Star Wars was still massively popular at the time – Return of the Jedi was released during the same month as the Star Wars coin-op – yet apart from Parker Bros.' mediocre Atari 2600 and Intellivision game, The Empire Strikes Back, there was, somewhat surprisingly, no Star Wars game available to play. Atari's arcade machine changed all that.

Slipping into its darkened cabinet was quite an experience: The coin-op's color vector graphic monitor glowed pin-sharp and bright. Although Tempest had introduced the technology eighteen months beforehand, color vector graphics were still quite remarkable. They gave the game a unique look, and enabled something that was still rare at the time – 3D graphics. And to gamers like me, the chance to be able to fly an X-Wing into battle against the Imperial forces of the Empire in full 3D was a dream come true.

The game was controlled using an X-Y yoke that sported a pair of triggers and two thumb buttons, each representing one of the X-Wings guns. You used it to both aim and shoot your lasers, as well as fly the ship – and it gave full movement and pin-point accuracy that really felt like you were flying an X-Wing.

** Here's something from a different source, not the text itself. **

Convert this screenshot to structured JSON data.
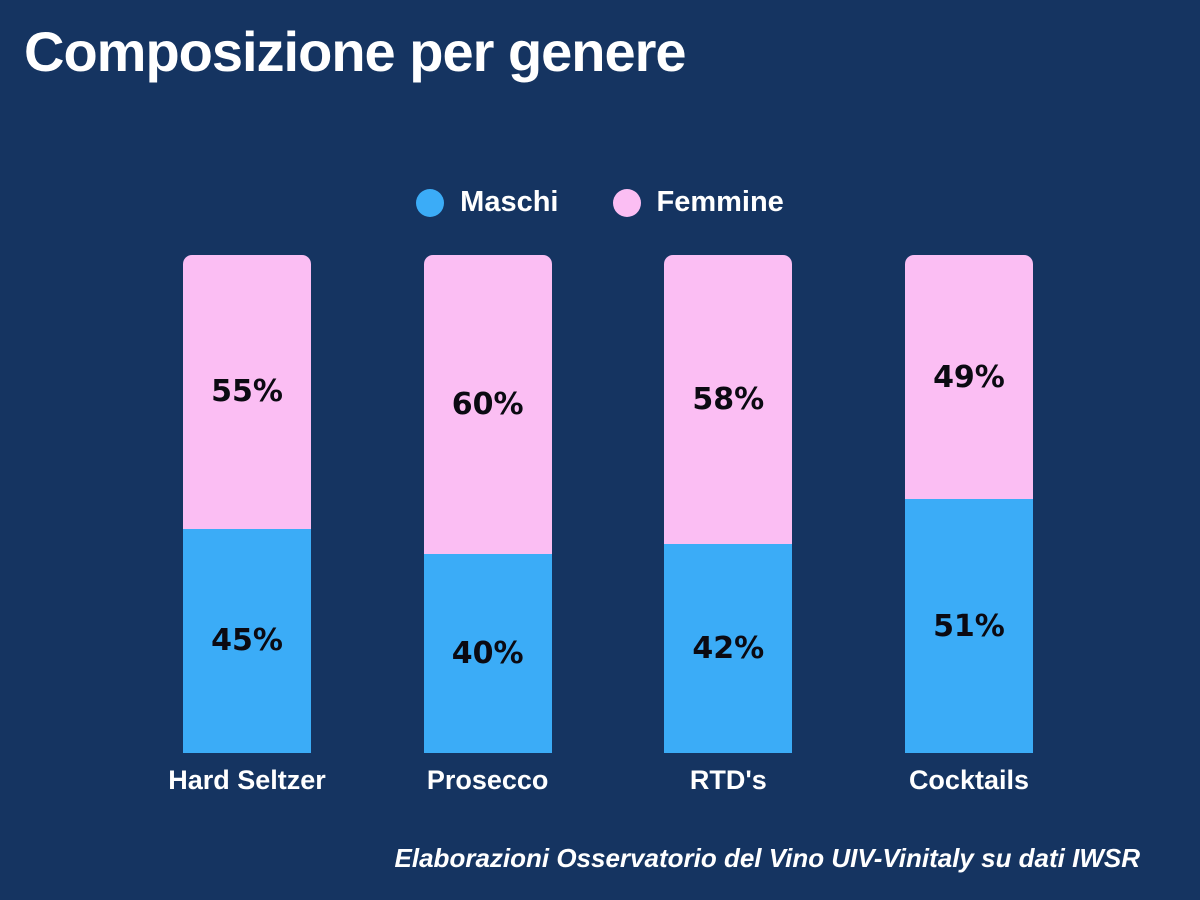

The game itself played out over three levels that were based on the movie's climactic Death Star battle. First of all, you fought Tie fighters out in space. Unlike the movie, the Tie fighters shot circular fireball-like laser blasts. These could actually be hit with your lasers, and a large part of the strategy in this first level was tracking Tie fighters with the cursor, taking out their repeated laser blasts so you could get in your shots and destroy them.

Assuming you were able to survive dog-fighting with the swarm of Tie fighters that engaged you in the first round, the action then switched to a rapid low-level sweep across the surface of the Death Star. Here, the objective is to either destroy or avoid bunkers, and the deflector towers that emerge from the ground – plus take out any offensive laser blasts that are heading your way so that you don't lose any of your shields.

Best that encounter, and the action moves to the game's finale – a hazardous run along the Death Star's trench, which is packed with gun emplacements and obstacles to fly through. Dodge and shoot everything, and you get the chance to drop a proton torpedo into the exhaust port at the end of the trench. Doing so successfully sees the Death Star explode – and you get to play through the game all over again at a higher difficulty setting.

One of the most notable aspects of Atari's Star Wars was its sound. In mid-1983, speech was still unusual in video games, but Star Wars boasted a relatively vast array of sampled phrases from Luke, Han, Obi-Wan, Wedge, Darth Vader, and R2-D2 that were used at key moments to really bring the action to life. Combine that with seven different pieces of Star Wars music, and great sound effects, and you have one of the best-sounding games of the period.

But what made the Star Wars arcade game great was simply the breathtaking experience it delivered. Its bright 3D graphics and tight gameplay really captured the essence of the movie's finale in a very condensed form, and gave players the thrill of playing Luke Skywalker and destroying the Death Star. It was a brilliant achievement for its time, and even now, some 32 years later, it's still fun to play – assuming you can actually find a machine that still works!